3. Establishment of diagnostic clinical services for children not admitted to training classes (those too young, too old, for other reasons not eligible for, or admitted to, the training classes.)

It is the purpose of this five-year report to review the development of The Sheltering Arms Day School and Research Program for Mentally Retarded Children; to report the educational and service aspects of the program; to describe the directions research has taken, and report the results: to describe the diagnostic program, the family counseling program, and the community education program; to indicate the quantity and scope of research stimulated by the existence of this program; to describe the professional training functions fulfilled by the school; and to make recommendations to the Board of Education of the Minneapolis Public Schools with regard to planning educational procedures for mentally retarded children.

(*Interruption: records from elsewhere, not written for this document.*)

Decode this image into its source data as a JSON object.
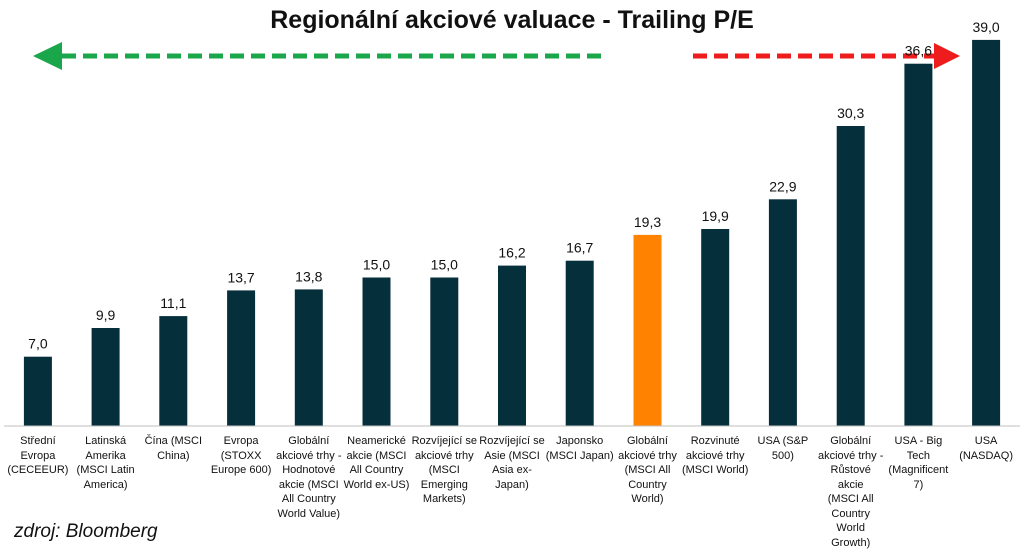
{
  "title": "Regionální akciové valuace - Trailing P/E",
  "source": "zdroj: Bloomberg",
  "colors": {
    "bar": "#062f3c",
    "highlight": "#ff8200",
    "arrow_left": "#1aa64b",
    "arrow_right": "#ee1c1c",
    "axis": "#bfbfbf",
    "text": "#111111"
  },
  "chart_data": {
    "type": "bar",
    "title": "Regionální akciové valuace - Trailing P/E",
    "xlabel": "",
    "ylabel": "",
    "ylim": [
      0,
      40
    ],
    "grid": false,
    "legend": "none",
    "highlight_index": 9,
    "categories": [
      "Střední Evropa (CECEEUR)",
      "Latinská Amerika (MSCI Latin America)",
      "Čína (MSCI China)",
      "Evropa (STOXX Europe 600)",
      "Globální akciové trhy - Hodnotové akcie (MSCI All Country World Value)",
      "Neamerické akcie (MSCI All Country World ex-US)",
      "Rozvíjející se akciové trhy (MSCI Emerging Markets)",
      "Rozvíjející se Asie (MSCI Asia ex-Japan)",
      "Japonsko (MSCI Japan)",
      "Globální akciové trhy (MSCI All Country World)",
      "Rozvinuté akciové trhy (MSCI World)",
      "USA (S&P 500)",
      "Globální akciové trhy - Růstové akcie (MSCI All Country World Growth)",
      "USA - Big Tech (Magnificent 7)",
      "USA (NASDAQ)"
    ],
    "category_lines": [
      [
        "Střední",
        "Evropa",
        "(CECEEUR)"
      ],
      [
        "Latinská",
        "Amerika",
        "(MSCI Latin",
        "America)"
      ],
      [
        "Čína (MSCI",
        "China)"
      ],
      [
        "Evropa",
        "(STOXX",
        "Europe 600)"
      ],
      [
        "Globální",
        "akciové trhy -",
        "Hodnotové",
        "akcie (MSCI",
        "All Country",
        "World Value)"
      ],
      [
        "Neamerické",
        "akcie (MSCI",
        "All Country",
        "World ex-US)"
      ],
      [
        "Rozvíjející se",
        "akciové trhy",
        "(MSCI",
        "Emerging",
        "Markets)"
      ],
      [
        "Rozvíjející se",
        "Asie (MSCI",
        "Asia ex-",
        "Japan)"
      ],
      [
        "Japonsko",
        "(MSCI Japan)"
      ],
      [
        "Globální",
        "akciové trhy",
        "(MSCI All",
        "Country",
        "World)"
      ],
      [
        "Rozvinuté",
        "akciové trhy",
        "(MSCI World)"
      ],
      [
        "USA (S&P",
        "500)"
      ],
      [
        "Globální",
        "akciové trhy -",
        "Růstové akcie",
        "(MSCI All",
        "Country",
        "World",
        "Growth)"
      ],
      [
        "USA - Big",
        "Tech",
        "(Magnificent",
        "7)"
      ],
      [
        "USA",
        "(NASDAQ)"
      ]
    ],
    "values": [
      7.0,
      9.9,
      11.1,
      13.7,
      13.8,
      15.0,
      15.0,
      16.2,
      16.7,
      19.3,
      19.9,
      22.9,
      30.3,
      36.6,
      39.0
    ],
    "value_labels": [
      "7,0",
      "9,9",
      "11,1",
      "13,7",
      "13,8",
      "15,0",
      "15,0",
      "16,2",
      "16,7",
      "19,3",
      "19,9",
      "22,9",
      "30,3",
      "36,6",
      "39,0"
    ]
  }
}
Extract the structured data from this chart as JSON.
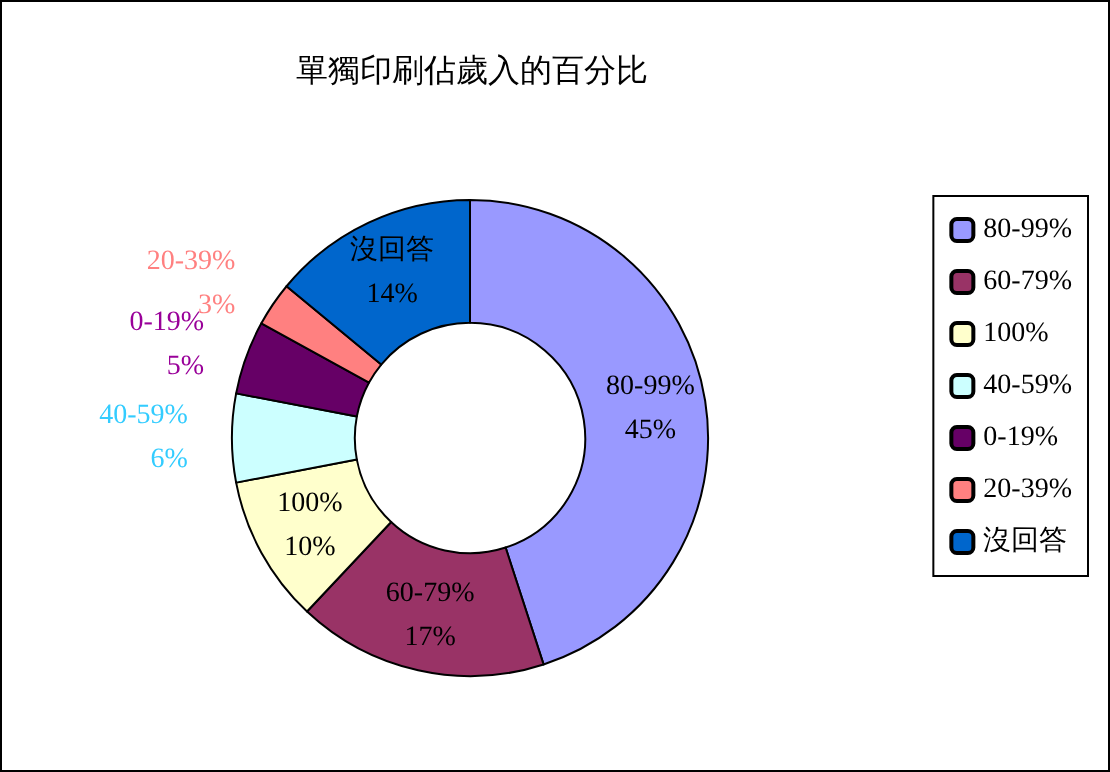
{
  "chart_data": {
    "type": "donut",
    "title": "單獨印刷佔歲入的百分比",
    "categories": [
      "80-99%",
      "60-79%",
      "100%",
      "40-59%",
      "0-19%",
      "20-39%",
      "沒回答"
    ],
    "values": [
      45,
      17,
      10,
      6,
      5,
      3,
      14
    ],
    "colors": [
      "#9999ff",
      "#993366",
      "#ffffcc",
      "#ccffff",
      "#660066",
      "#ff8080",
      "#0066cc"
    ],
    "value_labels": [
      "45%",
      "17%",
      "10%",
      "6%",
      "5%",
      "3%",
      "14%"
    ],
    "legend": "right"
  }
}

As the partnership between the Minneapolis Public Schools and The Sheltering Arms was worked out, the schools provided the classroom teachers, transportation, consultative services and the regular special education budget for classroom equipment and supplies. The Sheltering Arms provided the building, grounds, maintenance, and all the remaining staff, professional and non-professional. The only part of the cost carried by families was the cost of the school lunch - currently $.35 per day per child. Transportation was facilitated by the fortuitous location of The Sheltering Arms property within a few blocks of Dowling School, the Minneapolis Public School for physically handicapped children. Since these children come from all sections of the city, as do mentally retarded children, it was possible to arrange that The Sheltering Arms retarded children be transported by the Dowling School bus service. Without this "good luck" feature, the practical problems of transportation would have been much more difficult to solve.

During the first year, 1955-56, three classes were provided for the six to ten-year age range: two for trainable children, and one for educable children, with ten children in each trainable class and fifteen (sometimes sixteen) in the educable class.

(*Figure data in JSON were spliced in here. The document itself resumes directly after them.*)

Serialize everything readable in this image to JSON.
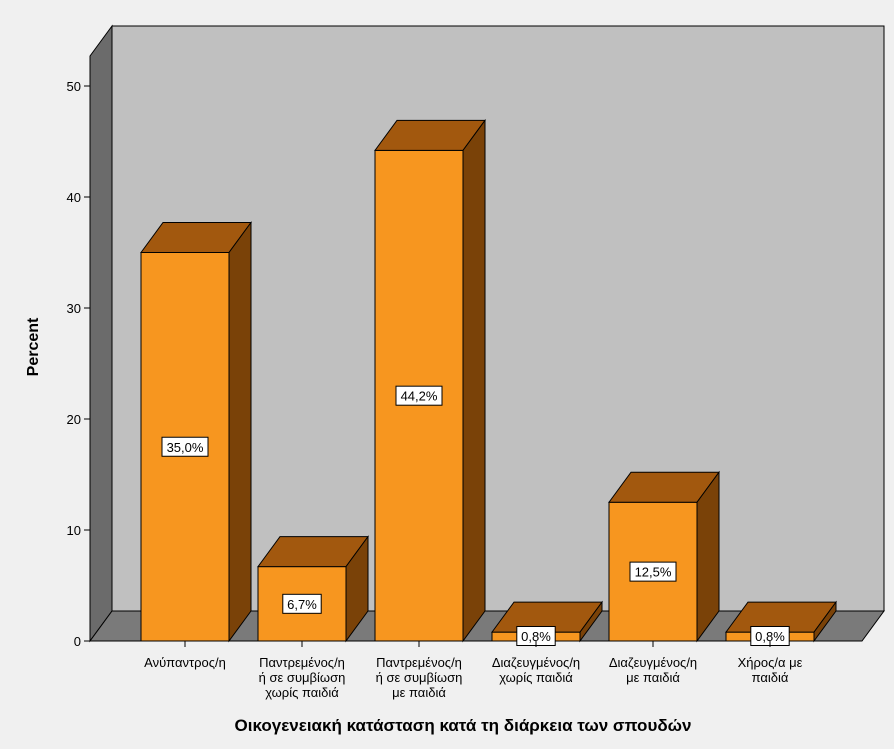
{
  "chart_data": {
    "type": "bar",
    "xlabel": "Οικογενειακή κατάσταση κατά τη διάρκεια των σπουδών",
    "ylabel": "Percent",
    "ylim": [
      0,
      50
    ],
    "yticks": [
      0,
      10,
      20,
      30,
      40,
      50
    ],
    "grid": false,
    "legend": "none",
    "three_d": true,
    "categories": [
      [
        "Ανύπαντρος/η"
      ],
      [
        "Παντρεμένος/η",
        "ή σε συμβίωση",
        "χωρίς παιδιά"
      ],
      [
        "Παντρεμένος/η",
        "ή σε συμβίωση",
        "με παιδιά"
      ],
      [
        "Διαζευγμένος/η",
        "χωρίς παιδιά"
      ],
      [
        "Διαζευγμένος/η",
        "με παιδιά"
      ],
      [
        "Χήρος/α με",
        "παιδιά"
      ]
    ],
    "values": [
      35.0,
      6.7,
      44.2,
      0.8,
      12.5,
      0.8
    ],
    "data_labels": [
      "35,0%",
      "6,7%",
      "44,2%",
      "0,8%",
      "12,5%",
      "0,8%"
    ],
    "colors": {
      "bar_front": "#f7961f",
      "bar_top": "#a2580e",
      "bar_side": "#7a4208",
      "back_wall": "#c0c0c0",
      "side_wall": "#6b6b6b",
      "floor": "#7a7a7a",
      "background": "#f0f0f0"
    }
  }
}
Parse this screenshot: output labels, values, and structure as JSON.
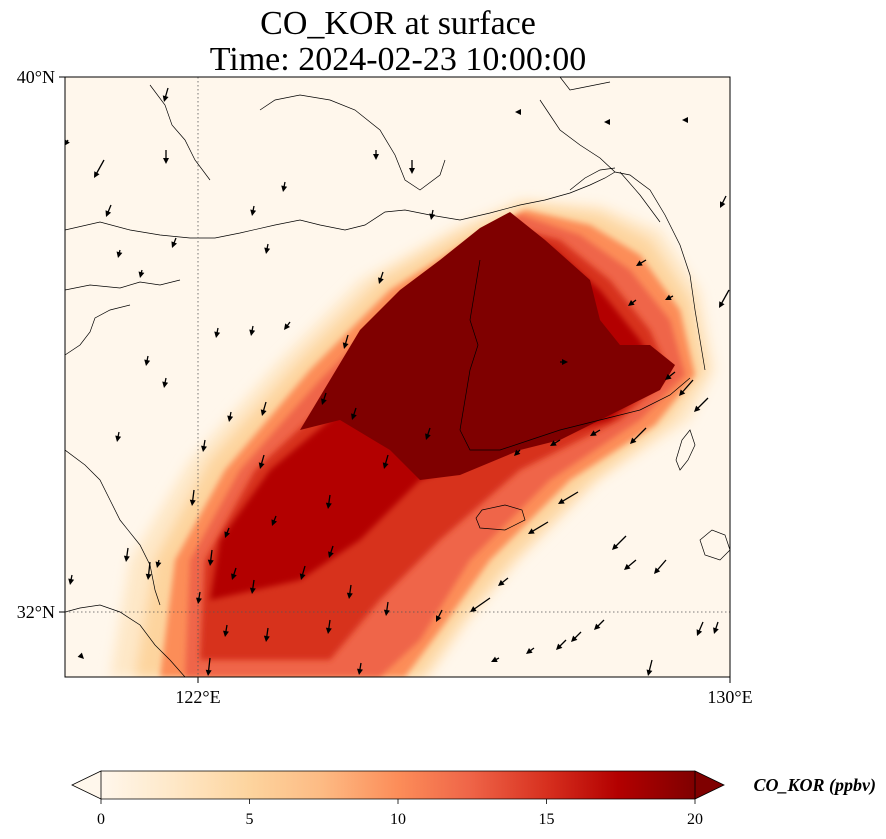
{
  "title": {
    "line1": "CO_KOR at surface",
    "line2": "Time: 2024-02-23 10:00:00"
  },
  "map": {
    "lat_ticks": [
      "40°N",
      "32°N"
    ],
    "lon_ticks": [
      "122°E",
      "130°E"
    ],
    "extent": {
      "lon": [
        120,
        130
      ],
      "lat": [
        31,
        40
      ]
    },
    "gridlines": "dotted at 122°E and 32°N"
  },
  "colorbar": {
    "label": "CO_KOR (ppbv)",
    "ticks": [
      "0",
      "5",
      "10",
      "15",
      "20"
    ],
    "range": [
      0,
      20
    ],
    "colormap": "OrRd",
    "extend": "both",
    "colors": [
      "#fff7ec",
      "#fee8c8",
      "#fdd49e",
      "#fdbb84",
      "#fc8d59",
      "#ef6548",
      "#d7301f",
      "#b30000",
      "#7f0000"
    ]
  },
  "chart_data": {
    "type": "heatmap",
    "variable": "CO_KOR",
    "units": "ppbv",
    "plume": "high concentrations (≥20 ppbv) over Korean peninsula and Yellow Sea, extending southwest toward Shanghai",
    "wind_vectors": "generally northeast-to-southwest flow"
  }
}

The following year, a class for older trainable children, aged eleven to fourteen, was added; at the beginning of the fourth year, a class for older educable children, aged eleven to fourteen, was added.

At the present time, services are provided for about fifty-six to fifty-eight children, in five classes. The staff involved in this program has included the following: three to five teachers depending on the number of classes in operation, provided by the Minneapolis Public Schools but with some selection and choice by The Sheltering Arms' staff; consultative services in special education, speech, medicine, nursing safety, recreation, and diagnosis; a program director, business administrator, psychological research assistant, and social worker provided by The Sheltering Arms, which has also provided the rest of the staff - bookkeeper, secretary, part-time medical consultant, part-time chaplain (who also served as recreational assistant for three of the five years), one to three paid classroom assistants, depending on the number of classes; and the building staff - cook, assistant cook, dining room assistant, housekeeper, janitor, and sometimes an assistant janitor. In addition, a volunteer program has been of inestimable value in providing optimum supervision and additional practical help to teachers and staff.